Aziz Nesin bizim millete kolayına koyun gibi milletiz dememiş, etimizle sütümüzle kuyruğumuzla, tam idarecilerimizin istediği tipiz. Çünkü lezzetliyiz. Tadımıza da doyulmuyor. Huyumuz da aynı KOYUN…
Bir kürtaj lafı duyduk bakın neler oldu:
3. köprü ihalesi tamamlandı
Kentsel dönüşüm yasası onaylandı
THY işçilerinin grev hakkı kaldırıldı
Aselsan’ın ‰ 51i İsraile satıldı.
Biz ve bizim memleket birlikte kürtaj olduk. Yardı yardı aldılar.
Diyeceğiz ki dananın kuyruğu şimdi mi kopacak, yok yok kopmayacak. Normal bir durum bu. Alıştık çünkü böyle hallere.
Hem kılkuyruğu koparsan kuyruğu koparamayız yağlıdır çünkü kaydırır bu kuyruklar koparmak isteyeni…
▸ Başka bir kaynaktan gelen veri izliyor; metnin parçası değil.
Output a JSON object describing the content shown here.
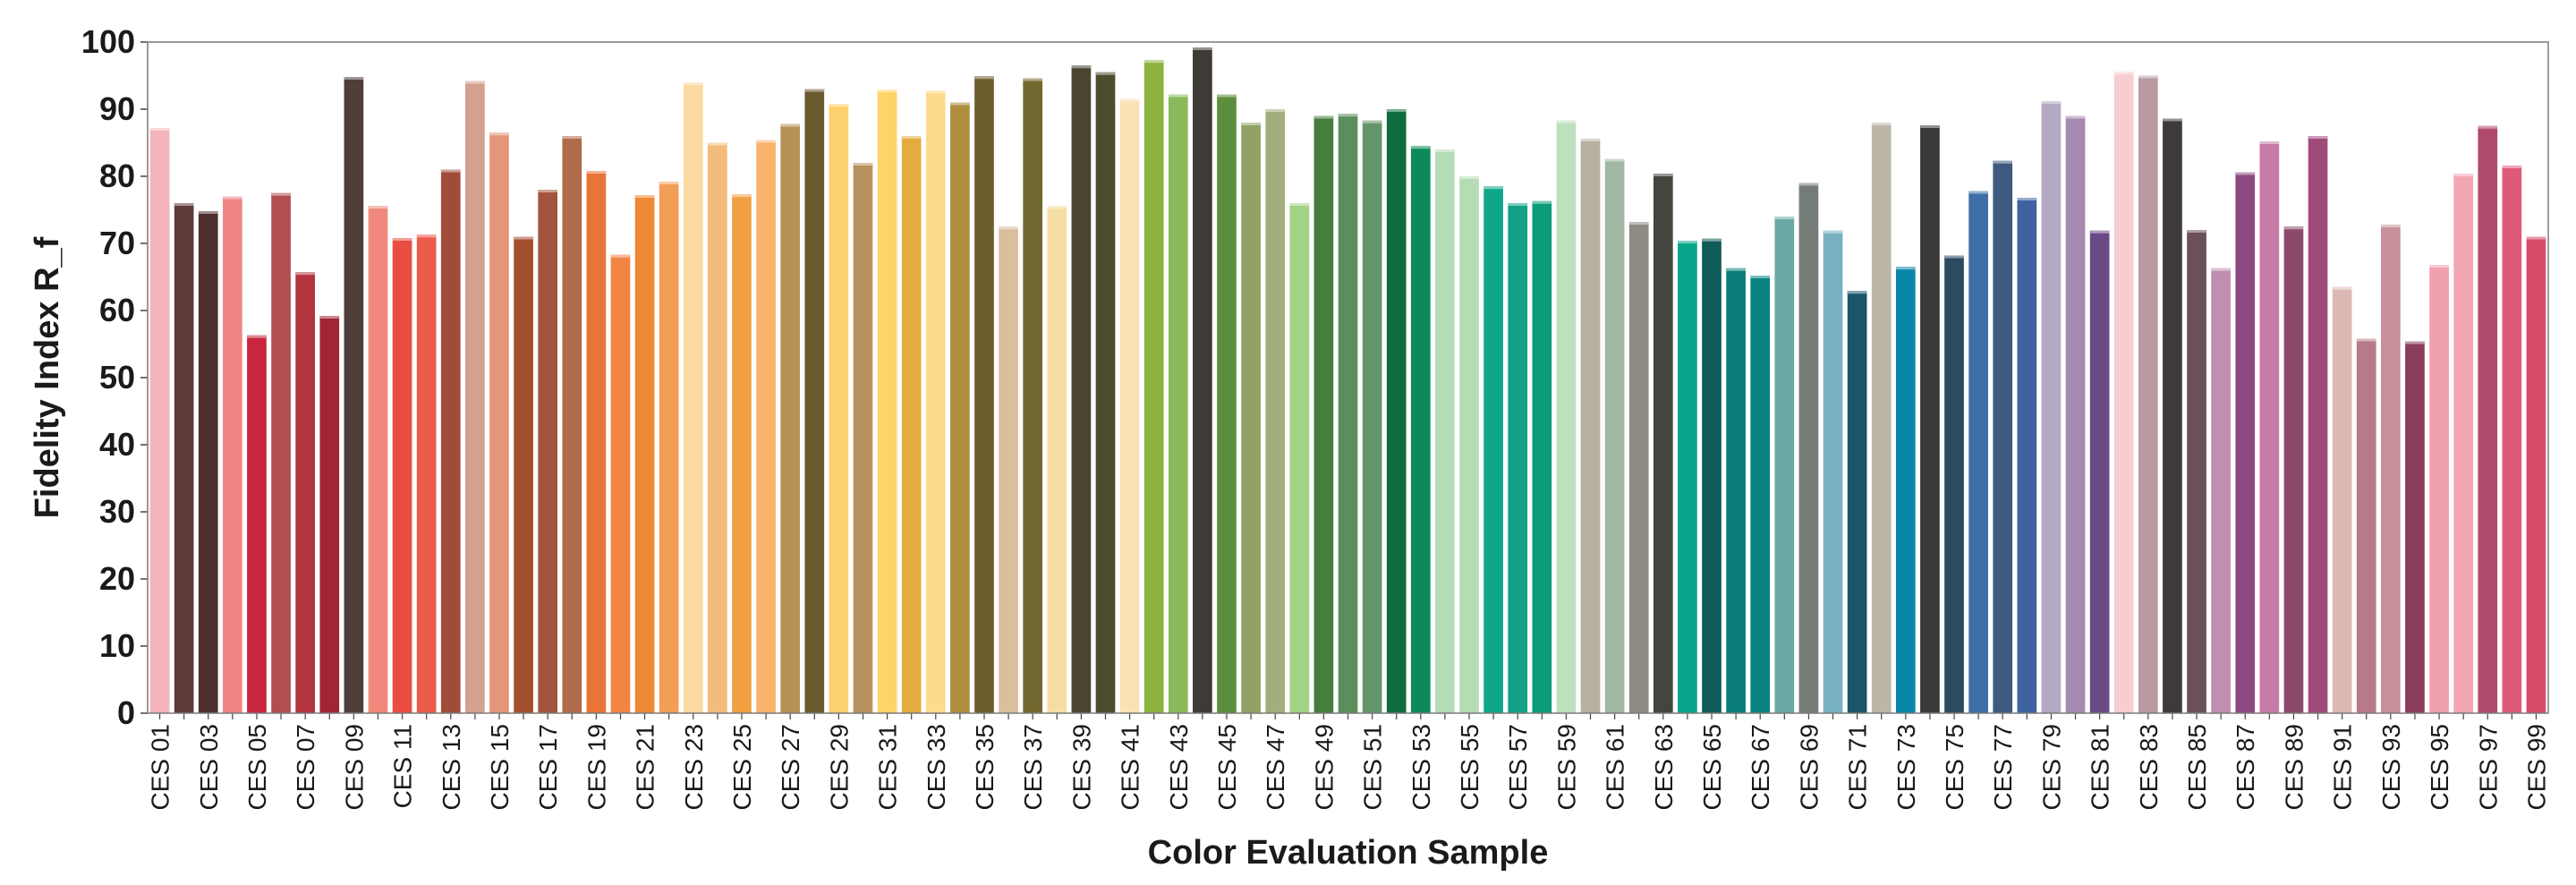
{
  "chart_data": {
    "type": "bar",
    "title": "",
    "xlabel": "Color Evaluation Sample",
    "ylabel": "Fidelity Index R_f",
    "ylim": [
      0,
      100
    ],
    "yticks": [
      0,
      10,
      20,
      30,
      40,
      50,
      60,
      70,
      80,
      90,
      100
    ],
    "grid": false,
    "legend": "none",
    "tick_label_every": 2,
    "categories": [
      "CES 01",
      "CES 02",
      "CES 03",
      "CES 04",
      "CES 05",
      "CES 06",
      "CES 07",
      "CES 08",
      "CES 09",
      "CES 10",
      "CES 11",
      "CES 12",
      "CES 13",
      "CES 14",
      "CES 15",
      "CES 16",
      "CES 17",
      "CES 18",
      "CES 19",
      "CES 20",
      "CES 21",
      "CES 22",
      "CES 23",
      "CES 24",
      "CES 25",
      "CES 26",
      "CES 27",
      "CES 28",
      "CES 29",
      "CES 30",
      "CES 31",
      "CES 32",
      "CES 33",
      "CES 34",
      "CES 35",
      "CES 36",
      "CES 37",
      "CES 38",
      "CES 39",
      "CES 40",
      "CES 41",
      "CES 42",
      "CES 43",
      "CES 44",
      "CES 45",
      "CES 46",
      "CES 47",
      "CES 48",
      "CES 49",
      "CES 50",
      "CES 51",
      "CES 52",
      "CES 53",
      "CES 54",
      "CES 55",
      "CES 56",
      "CES 57",
      "CES 58",
      "CES 59",
      "CES 60",
      "CES 61",
      "CES 62",
      "CES 63",
      "CES 64",
      "CES 65",
      "CES 66",
      "CES 67",
      "CES 68",
      "CES 69",
      "CES 70",
      "CES 71",
      "CES 72",
      "CES 73",
      "CES 74",
      "CES 75",
      "CES 76",
      "CES 77",
      "CES 78",
      "CES 79",
      "CES 80",
      "CES 81",
      "CES 82",
      "CES 83",
      "CES 84",
      "CES 85",
      "CES 86",
      "CES 87",
      "CES 88",
      "CES 89",
      "CES 90",
      "CES 91",
      "CES 92",
      "CES 93",
      "CES 94",
      "CES 95",
      "CES 96",
      "CES 97",
      "CES 98",
      "CES 99"
    ],
    "values": [
      87.2,
      76.0,
      74.8,
      77.0,
      56.3,
      77.5,
      65.7,
      59.2,
      94.8,
      75.6,
      70.8,
      71.3,
      81.0,
      94.2,
      86.5,
      71.0,
      78.0,
      86.0,
      80.8,
      68.3,
      77.2,
      79.2,
      94.0,
      85.0,
      77.3,
      85.4,
      87.8,
      93.0,
      90.8,
      82.0,
      92.9,
      86.0,
      92.8,
      91.0,
      94.9,
      72.5,
      94.6,
      75.6,
      96.5,
      95.5,
      91.6,
      97.3,
      92.2,
      99.2,
      92.2,
      88.0,
      90.0,
      76.0,
      89.0,
      89.3,
      88.3,
      90.0,
      84.5,
      84.0,
      80.0,
      78.5,
      76.0,
      76.3,
      88.3,
      85.6,
      82.6,
      73.2,
      80.4,
      70.4,
      70.7,
      66.3,
      65.2,
      74.0,
      79.0,
      71.9,
      62.9,
      88.0,
      66.5,
      87.6,
      68.2,
      77.8,
      82.3,
      76.8,
      91.2,
      89.0,
      71.9,
      95.6,
      95.0,
      88.6,
      72.0,
      66.3,
      80.6,
      85.2,
      72.5,
      86.0,
      63.5,
      55.8,
      72.8,
      55.4,
      66.8,
      80.4,
      87.5,
      81.6,
      71.0
    ],
    "colors": [
      "#f3b4bc",
      "#5e3a3a",
      "#4e2f2f",
      "#f08585",
      "#c8263e",
      "#b04e50",
      "#b2343f",
      "#a02633",
      "#4e3e3a",
      "#f0897c",
      "#e94c41",
      "#eb5b4b",
      "#a04c38",
      "#d4a090",
      "#e59579",
      "#a3502f",
      "#a2553e",
      "#b06b4a",
      "#e97437",
      "#f38544",
      "#ef8935",
      "#f29e57",
      "#fcd9a0",
      "#f4bc7b",
      "#f0a040",
      "#f7b26b",
      "#b59255",
      "#6a5a30",
      "#fed170",
      "#b8925e",
      "#fed468",
      "#e4ac40",
      "#fddb8e",
      "#ae8e3e",
      "#6d5c2e",
      "#d9bf9e",
      "#72672e",
      "#f4dea3",
      "#4a4530",
      "#4c4c2f",
      "#f9e2b5",
      "#8cb23f",
      "#8ab95a",
      "#3e3a35",
      "#5c8e3d",
      "#91a267",
      "#a2af7c",
      "#a2d385",
      "#467e3c",
      "#5a8e5a",
      "#64966a",
      "#0e6d3c",
      "#0e8a5a",
      "#b5dcb4",
      "#b6dcb5",
      "#0ea68a",
      "#12a087",
      "#0c9b7a",
      "#bfe0be",
      "#b8b0a0",
      "#a1b8a4",
      "#8f8a82",
      "#43453e",
      "#07a58a",
      "#0f5b58",
      "#0a7d7a",
      "#0a8381",
      "#6aa8a5",
      "#757b76",
      "#78b2c2",
      "#1b5568",
      "#bcb6a8",
      "#0a86aa",
      "#3a3a3a",
      "#2c4a60",
      "#3e6ea6",
      "#3e5a80",
      "#3e63a0",
      "#b5a8c4",
      "#a68ab0",
      "#6a4a86",
      "#f7cdd0",
      "#b89aa0",
      "#3e3a3a",
      "#6a5058",
      "#c08eb0",
      "#8e4a80",
      "#c87aa8",
      "#8c4a6a",
      "#a04a7a",
      "#dcb8b4",
      "#b87a88",
      "#c8909a",
      "#8a3c5a",
      "#f0a0ae",
      "#f2a6b2",
      "#b04a6a",
      "#de5a7a",
      "#d84a6a"
    ],
    "cap_lighter": true
  }
}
Kuyruk koparsa kökünden, kuyruksokumu boşta kalır. Dana için tehlikeli bir durum.
Aslında günlük hayatta kullandığımız “yeme bizi” kelimesini de biz bulduk. Suç bizim değil, bu kadar da lezzetli olmasaydık. Artık sık/-sık kullanacak da olsak bu kelimeyi nafile. Yüzde 70 imiz lezzetliyiz.